Нева на самом деле прекрасная. Миша был уже в этом городе, но давно – в несознательном возрасте. На экскурсиях он постоянно зевал, шалил вместе с Серёгой, а когда их усмиряли – засыпал. Каждый год они с родителями ездили на море, и море Миша очень любил. Но Нева оказалось не менее прекрасна. Орлов вспомнил, что существует остров Кронштадт, окружённый Балтийским морем. Вот это была бы отличная мечта – попасть в Кронштадт.

– С тобой что-то не то, – прервала его мысли Виктория, облокотившись на стену рядом с ним. – Ты был менее агрессивным до этого дня.

– Всё нормально со мной! Не надо выражать эту твою… псевдозаботливость.

– Почему псевдо? Мне правда не всё равно.

– Да что ты говоришь? – с горечью усмехнулся Орлов. – Ты знаешь, что мне становиться не по себе, когда кто-то орёт!

– Ты сейчас сам кричишь, – надавила Виктория. – С чего бы тебе включать истеричную тринадцатилетнюю девочку?
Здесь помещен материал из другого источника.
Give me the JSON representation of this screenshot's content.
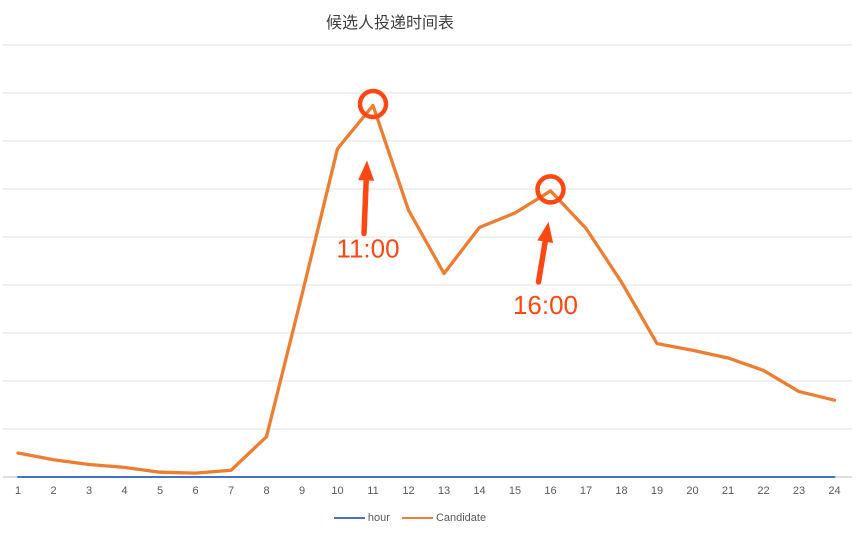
{
  "chart_data": {
    "type": "line",
    "title": "候选人投递时间表",
    "xlabel": "",
    "ylabel": "",
    "x": [
      1,
      2,
      3,
      4,
      5,
      6,
      7,
      8,
      9,
      10,
      11,
      12,
      13,
      14,
      15,
      16,
      17,
      18,
      19,
      20,
      21,
      22,
      23,
      24
    ],
    "ylim": [
      0,
      450
    ],
    "gridline_step": 50,
    "grid": true,
    "legend_position": "bottom",
    "series": [
      {
        "name": "hour",
        "color": "#4472C4",
        "values": [
          0,
          0,
          0,
          0,
          0,
          0,
          0,
          0,
          0,
          0,
          0,
          0,
          0,
          0,
          0,
          0,
          0,
          0,
          0,
          0,
          0,
          0,
          0,
          0
        ]
      },
      {
        "name": "Candidate",
        "color": "#ED7D31",
        "values": [
          25,
          18,
          13,
          10,
          5,
          4,
          7,
          42,
          190,
          342,
          387,
          278,
          212,
          260,
          275,
          298,
          259,
          203,
          139,
          132,
          124,
          111,
          89,
          80
        ]
      }
    ],
    "annotations": [
      {
        "hour": 11,
        "label": "11:00"
      },
      {
        "hour": 16,
        "label": "16:00"
      }
    ]
  },
  "colors": {
    "hour_line": "#4472C4",
    "candidate_line": "#ED7D31",
    "annotation": "#FF4713",
    "gridline": "#E2E2E2",
    "axis": "#BFBFBF",
    "tick_text": "#595959",
    "title_text": "#3F3F3F"
  }
}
– Вы всё решили с номером?

– Не избегай вопросов!

– Я сам себе противен, – печально вздохнул Михаил. – Тебе ли не знать, что у меня зачастую бывают подростковые заскоки. Сегодня бы в нашей школе начались бы подготовительные курсы к ЕГЭ, выпускному, каждый май мы с пацанами прогуливали физ-ру, лежали бы на подмостке рядом со школой, или умотать в соседний маркет, чтобы купить сухарей или мороженца. Мне не хватает обычной жизни, я никогда не стремился к этому, она мне даже была скучна, но…Вот ты! Тебе разве не было жалко, когда ты заканчивала свою школу, расставаться с детством, прежними друзьями и стать революционером?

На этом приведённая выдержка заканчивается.